Additionally, economic evaluation alongside the pilot randomized controlled trial was conducted. Cost analysis revealed that medical cost, including the cost of the intervention, was high in the Non-Phm group. Among the treatments received by the Phm group, medication costs were low, and the cost of nerve blocks was relatively high. However, 11 of 15 patients in the Phm group received nerve blocks, and a total of 15 sessions of nerve blocks were performed. If more nerve blocks were performed, the medical cost result would have been different. In the Non-Phm group, although the medical costs were higher, the cost of productivity loss was lower, resulting in a slightly lower total cost. Furthermore, as QALY was higher in this group, Non-Phm was a more dominant option than Phm in terms of societal perspectives. However, the number of samples was too small to conduct economic evaluation alongside this pilot study; therefore, further verification is required on the reliability of the economic evaluation results. More reliable results may be obtained in a future large-scale clinical trial.
There are some limitations to this study. First, although our objective was to compare the Non-Phm and active Phm groups, physical therapy, such as TENS and ICT, was used in the active pharmacological treatment group. This decision was made in consideration of the fact that in the real world, patients with LDH rarely receive only pharmacological treatment without physical therapy.24 Besides, there are conflicting guidelines for nerve block, etc. Therefore, we wanted to compare the effects of non-pharmacological treatment with active pharmacological treatment including injection or nerve block, rather than simply medication prescription. However, active pharmacological treatment was not performed in the Phm group because the physician in charge of Phm treatment in this study was conservative in his treatment. Therefore, it is questionable whether the Phm group reflected the real world well.
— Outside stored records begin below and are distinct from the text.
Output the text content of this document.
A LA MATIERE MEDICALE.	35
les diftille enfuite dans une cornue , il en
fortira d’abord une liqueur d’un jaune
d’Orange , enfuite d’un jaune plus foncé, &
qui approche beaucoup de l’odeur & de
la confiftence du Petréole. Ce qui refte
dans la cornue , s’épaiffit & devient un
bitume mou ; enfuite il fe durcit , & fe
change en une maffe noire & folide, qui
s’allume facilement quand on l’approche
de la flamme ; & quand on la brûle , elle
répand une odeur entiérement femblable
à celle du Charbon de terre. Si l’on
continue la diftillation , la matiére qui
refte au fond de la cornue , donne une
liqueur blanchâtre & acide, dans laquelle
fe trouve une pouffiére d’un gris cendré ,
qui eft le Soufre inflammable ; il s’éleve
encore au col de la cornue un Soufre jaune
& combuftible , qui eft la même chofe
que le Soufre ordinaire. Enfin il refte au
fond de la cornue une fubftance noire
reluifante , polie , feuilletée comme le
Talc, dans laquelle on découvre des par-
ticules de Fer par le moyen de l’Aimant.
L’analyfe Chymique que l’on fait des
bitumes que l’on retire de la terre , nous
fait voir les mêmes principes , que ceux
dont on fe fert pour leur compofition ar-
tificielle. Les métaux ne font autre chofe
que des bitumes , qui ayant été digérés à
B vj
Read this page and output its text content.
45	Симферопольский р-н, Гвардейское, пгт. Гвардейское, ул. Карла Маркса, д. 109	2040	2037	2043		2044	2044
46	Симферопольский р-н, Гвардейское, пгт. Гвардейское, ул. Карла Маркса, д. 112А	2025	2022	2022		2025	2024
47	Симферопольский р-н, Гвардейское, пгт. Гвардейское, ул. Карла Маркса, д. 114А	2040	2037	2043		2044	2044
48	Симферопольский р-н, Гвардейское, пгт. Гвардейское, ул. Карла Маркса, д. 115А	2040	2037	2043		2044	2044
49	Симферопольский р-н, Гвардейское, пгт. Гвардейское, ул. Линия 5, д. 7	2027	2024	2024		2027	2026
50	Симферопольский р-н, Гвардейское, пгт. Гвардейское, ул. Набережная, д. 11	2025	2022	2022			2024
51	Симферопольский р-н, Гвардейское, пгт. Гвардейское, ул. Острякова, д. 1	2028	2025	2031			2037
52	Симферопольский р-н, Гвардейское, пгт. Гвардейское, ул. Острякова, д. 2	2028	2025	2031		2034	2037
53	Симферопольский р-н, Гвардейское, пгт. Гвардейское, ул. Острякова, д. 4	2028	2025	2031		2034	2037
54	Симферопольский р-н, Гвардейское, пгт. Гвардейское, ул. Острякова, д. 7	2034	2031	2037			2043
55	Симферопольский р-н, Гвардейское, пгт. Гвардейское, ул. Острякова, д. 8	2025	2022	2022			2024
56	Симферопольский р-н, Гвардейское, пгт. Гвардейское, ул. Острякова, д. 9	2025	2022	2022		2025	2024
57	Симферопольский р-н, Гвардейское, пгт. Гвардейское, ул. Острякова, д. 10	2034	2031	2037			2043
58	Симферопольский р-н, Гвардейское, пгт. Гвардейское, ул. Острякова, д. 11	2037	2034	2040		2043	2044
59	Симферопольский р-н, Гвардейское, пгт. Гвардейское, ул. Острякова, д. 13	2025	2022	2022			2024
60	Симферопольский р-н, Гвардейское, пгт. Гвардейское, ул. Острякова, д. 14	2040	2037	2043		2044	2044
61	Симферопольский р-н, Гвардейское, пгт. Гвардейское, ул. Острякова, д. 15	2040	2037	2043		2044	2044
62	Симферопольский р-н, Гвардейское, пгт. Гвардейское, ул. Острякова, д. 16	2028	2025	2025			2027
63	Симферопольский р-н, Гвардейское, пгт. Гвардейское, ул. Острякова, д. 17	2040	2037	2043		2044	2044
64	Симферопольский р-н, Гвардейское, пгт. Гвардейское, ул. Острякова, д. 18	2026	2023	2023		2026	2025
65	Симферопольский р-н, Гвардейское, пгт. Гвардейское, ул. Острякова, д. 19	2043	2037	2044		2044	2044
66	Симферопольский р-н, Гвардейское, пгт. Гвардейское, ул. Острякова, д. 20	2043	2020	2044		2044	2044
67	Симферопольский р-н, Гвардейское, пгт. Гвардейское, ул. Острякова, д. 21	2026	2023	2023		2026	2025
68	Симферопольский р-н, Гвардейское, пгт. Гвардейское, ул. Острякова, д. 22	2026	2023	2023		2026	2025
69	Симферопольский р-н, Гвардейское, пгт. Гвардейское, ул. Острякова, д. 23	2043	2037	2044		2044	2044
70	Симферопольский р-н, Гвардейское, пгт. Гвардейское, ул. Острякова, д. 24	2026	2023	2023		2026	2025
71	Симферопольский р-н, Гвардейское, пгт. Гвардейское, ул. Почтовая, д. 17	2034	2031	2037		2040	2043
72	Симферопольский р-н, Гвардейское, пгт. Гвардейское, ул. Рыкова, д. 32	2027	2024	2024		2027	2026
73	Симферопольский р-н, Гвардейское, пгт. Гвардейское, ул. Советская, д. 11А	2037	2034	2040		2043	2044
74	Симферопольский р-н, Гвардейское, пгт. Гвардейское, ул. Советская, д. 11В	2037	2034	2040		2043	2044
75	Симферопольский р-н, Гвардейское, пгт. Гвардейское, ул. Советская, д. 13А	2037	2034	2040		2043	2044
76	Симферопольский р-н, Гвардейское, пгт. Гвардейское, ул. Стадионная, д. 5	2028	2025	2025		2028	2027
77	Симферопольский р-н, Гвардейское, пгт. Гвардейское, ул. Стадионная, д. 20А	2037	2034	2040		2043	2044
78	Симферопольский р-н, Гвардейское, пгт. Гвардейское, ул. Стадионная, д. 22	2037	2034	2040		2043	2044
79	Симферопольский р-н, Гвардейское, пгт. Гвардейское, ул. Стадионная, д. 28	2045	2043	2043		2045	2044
In further study, to better reflect the real world, we will consider a method of receiving treatment at an external institution rather than in trial institution. In additions, although we investigated the detailed information of treatment used in each group, types of nerve blocks and medications used for blocks were not investigated. This point will be supplemented to collect more detailed information about treatment in the main study. Lastly, due to the small number of subjects in this study, care must be taken in the interpretation and generalization of our study results. Again, due to the small number of participants, subgroup analysis on various baseline factors such as surgical and injection experience was not conducted in this study. It is expected that more reliable conclusions and interpretations will be possible through a large-scale main study and various results will be derived through subgroup analysis of various factors.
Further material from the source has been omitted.